Różnie jest. Raz lepiej, raz gorzej. Prawie jak na monitorze EKG - co chwila skok, ale czasami ... prosta linia. I wtedy zawsze znajduje się ktoś, kto da mi ... porządny wstrząs. Wracam do normy.
Wakacje rozpoczęte mocnym uderzeniem - kierunek Dźwierzuty. Teraz chwila relaksu, trochę pracy, no i za dwa tygodnie powtóreczka. Mamo, tato ... przepraszam.

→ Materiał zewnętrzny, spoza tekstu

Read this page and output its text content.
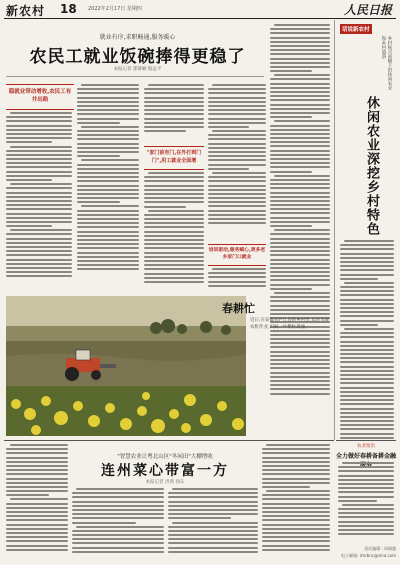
新农村 18 2022年2月17日 星期四	人民日报
就业有序,求职畅通,服务暖心
农民工就业饭碗捧得更稳了
本报记者 郁静娴 殷远平
稳就业带动增收,农民工有井出路
"家门前有门,在外打到门门",用工就业全面增
培训驱动,服务赋心,更多老乡家门口就业
话说新农村
乡村振兴战略下的休闲农业和乡村旅游
休闲农业深挖乡村特色
春耕忙
近日,在安徽省庐江县的乡村里,农民驾驶农机作业,田间一片繁忙景象。
"智慧农业让粤北山区"冬闲田"大棚增收
连州菜心带富一方
本报记者 洪鸿 徐东
农业短讯
全力做好春耕备耕金融
责任编辑 : 周靖越
电子邮箱: rmrbnc@sina.com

Dziś, od samego rana, męczył mnie potężny moralniak. Nie bez powodu, jak się okazuje. Pewne kwestie warto zachować dla siebie, w szczególności, gdy warunki temu sprzyjają. Obecnie jest lepiej, dużo lepiej. Trochę się ogarnęłam, stanęłam przed lustrem i - haha- sama do siebie powiedziałam, że w końcu muszę dać sobie radę, JAK ZAWSZE. I tym razem nie było inaczej, nie myliłam się. ;)

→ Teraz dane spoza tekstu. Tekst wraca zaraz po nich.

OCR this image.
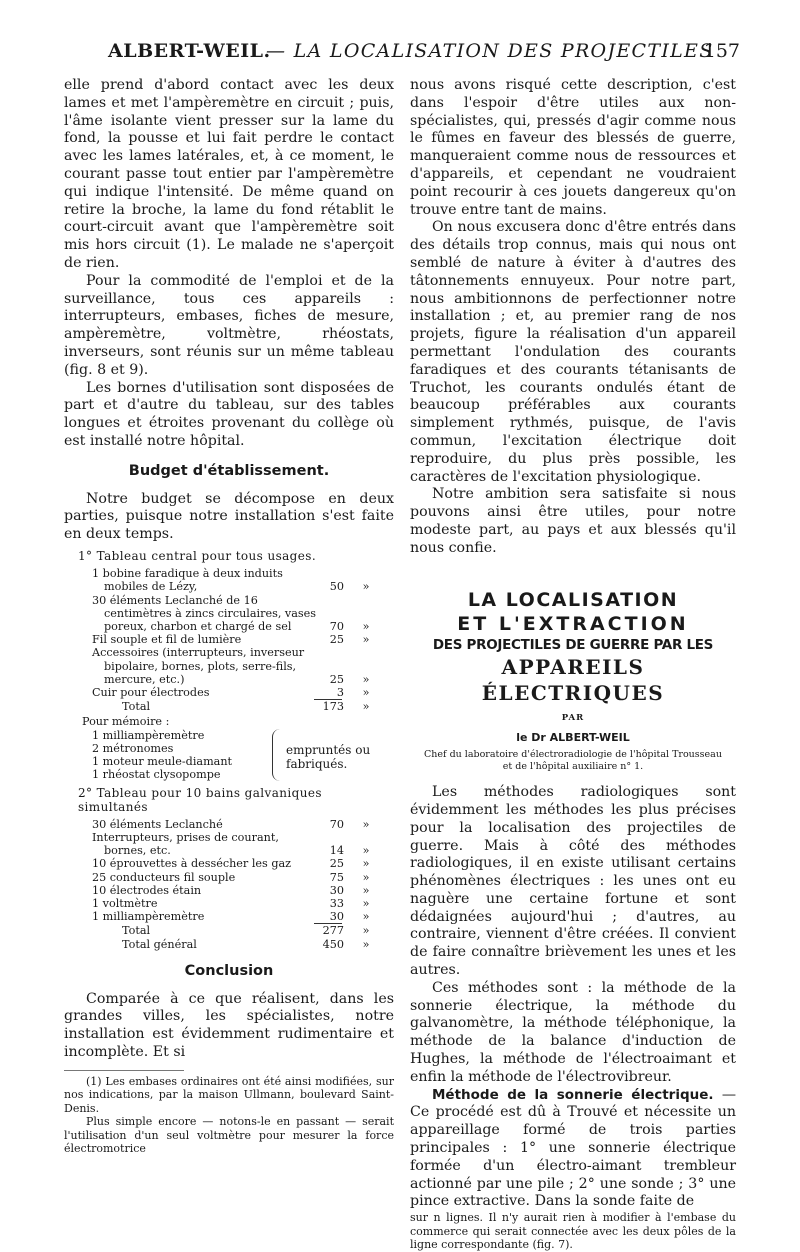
ALBERT-WEIL.
— LA LOCALISATION DES PROJECTILES
157

elle prend d'abord contact avec les deux lames et met l'ampèremètre en circuit ; puis, l'âme isolante vient presser sur la lame du fond, la pousse et lui fait perdre le contact avec les lames latérales, et, à ce moment, le courant passe tout entier par l'ampèremètre qui indique l'intensité. De même quand on retire la broche, la lame du fond rétablit le court-circuit avant que l'ampèremètre soit mis hors circuit (1). Le malade ne s'aperçoit de rien.

Pour la commodité de l'emploi et de la surveillance, tous ces appareils : interrupteurs, embases, fiches de mesure, ampèremètre, voltmètre, rhéostats, inverseurs, sont réunis sur un même tableau (fig. 8 et 9).

Les bornes d'utilisation sont disposées de part et d'autre du tableau, sur des tables longues et étroites provenant du collège où est installé notre hôpital.

Budget d'établissement.

Notre budget se décompose en deux parties, puisque notre installation s'est faite en deux temps.

1° Tableau central pour tous usages.
1 bobine faradique à deux induits mobiles de Lézy,	50 »
30 éléments Leclanché de 16 centimètres à zincs circulaires, vases poreux, charbon et chargé de sel	70 »
Fil souple et fil de lumière	25 »
Accessoires (interrupteurs, inverseur bipolaire, bornes, plots, serre-fils, mercure, etc.)	25 »
Cuir pour électrodes	3 »
Total	173 »
Pour mémoire :
1 milliampèremètre
2 métronomes
1 moteur meule-diamant
1 rhéostat clysopompe
empruntés ou fabriqués.
2° Tableau pour 10 bains galvaniques simultanés
30 éléments Leclanché	70 »
Interrupteurs, prises de courant, bornes, etc.	14 »
10 éprouvettes à dessécher les gaz	25 »
25 conducteurs fil souple	75 »
10 électrodes étain	30 »
1 voltmètre	33 »
1 milliampèremètre	30 »
Total	277 »
Total général	450 »
Conclusion

Comparée à ce que réalisent, dans les grandes villes, les spécialistes, notre installation est évidemment rudimentaire et incomplète. Et si

(1) Les embases ordinaires ont été ainsi modifiées, sur nos indications, par la maison Ullmann, boulevard Saint-Denis.

Plus simple encore — notons-le en passant — serait l'utilisation d'un seul voltmètre pour mesurer la force électromotrice

nous avons risqué cette description, c'est dans l'espoir d'être utiles aux non-spécialistes, qui, pressés d'agir comme nous le fûmes en faveur des blessés de guerre, manqueraient comme nous de ressources et d'appareils, et cependant ne voudraient point recourir à ces jouets dangereux qu'on trouve entre tant de mains.

On nous excusera donc d'être entrés dans des détails trop connus, mais qui nous ont semblé de nature à éviter à d'autres des tâtonnements ennuyeux. Pour notre part, nous ambitionnons de perfectionner notre installation ; et, au premier rang de nos projets, figure la réalisation d'un appareil permettant l'ondulation des courants faradiques et des courants tétanisants de Truchot, les courants ondulés étant de beaucoup préférables aux courants simplement rythmés, puisque, de l'avis commun, l'excitation électrique doit reproduire, du plus près possible, les caractères de l'excitation physiologique.

Notre ambition sera satisfaite si nous pouvons ainsi être utiles, pour notre modeste part, au pays et aux blessés qu'il nous confie.

LA LOCALISATION
ET L'EXTRACTION
DES PROJECTILES DE GUERRE PAR LES
APPAREILS ÉLECTRIQUES
PAR
le Dr ALBERT-WEIL
Chef du laboratoire d'électroradiologie de l'hôpital Trousseau
et de l'hôpital auxiliaire n° 1.

Les méthodes radiologiques sont évidemment les méthodes les plus précises pour la localisation des projectiles de guerre. Mais à côté des méthodes radiologiques, il en existe utilisant certains phénomènes électriques : les unes ont eu naguère une certaine fortune et sont dédaignées aujourd'hui ; d'autres, au contraire, viennent d'être créées. Il convient de faire connaître brièvement les unes et les autres.

Ces méthodes sont : la méthode de la sonnerie électrique, la méthode du galvanomètre, la méthode téléphonique, la méthode de la balance d'induction de Hughes, la méthode de l'électroaimant et enfin la méthode de l'électrovibreur.

Méthode de la sonnerie électrique. — Ce procédé est dû à Trouvé et nécessite un appareillage formé de trois parties principales : 1° une sonnerie électrique formée d'un électro-aimant trembleur actionné par une pile ; 2° une sonde ; 3° une pince extractive. Dans la sonde faite de

sur n lignes. Il n'y aurait rien à modifier à l'embase du commerce qui serait connectée avec les deux pôles de la ligne correspondante (fig. 7).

Z takich ostatnich nowości, to ... jak obiecywałam, powstała oddzielna galeria moich zdjęć - coś na zasadzie portfolio, gdzie można przeglądać moje prace, niestety bez możliwości komentowania.
Link załączam tu: PORTFOLIO
oraz dostępny jest w pasku linków, ciut wyżej.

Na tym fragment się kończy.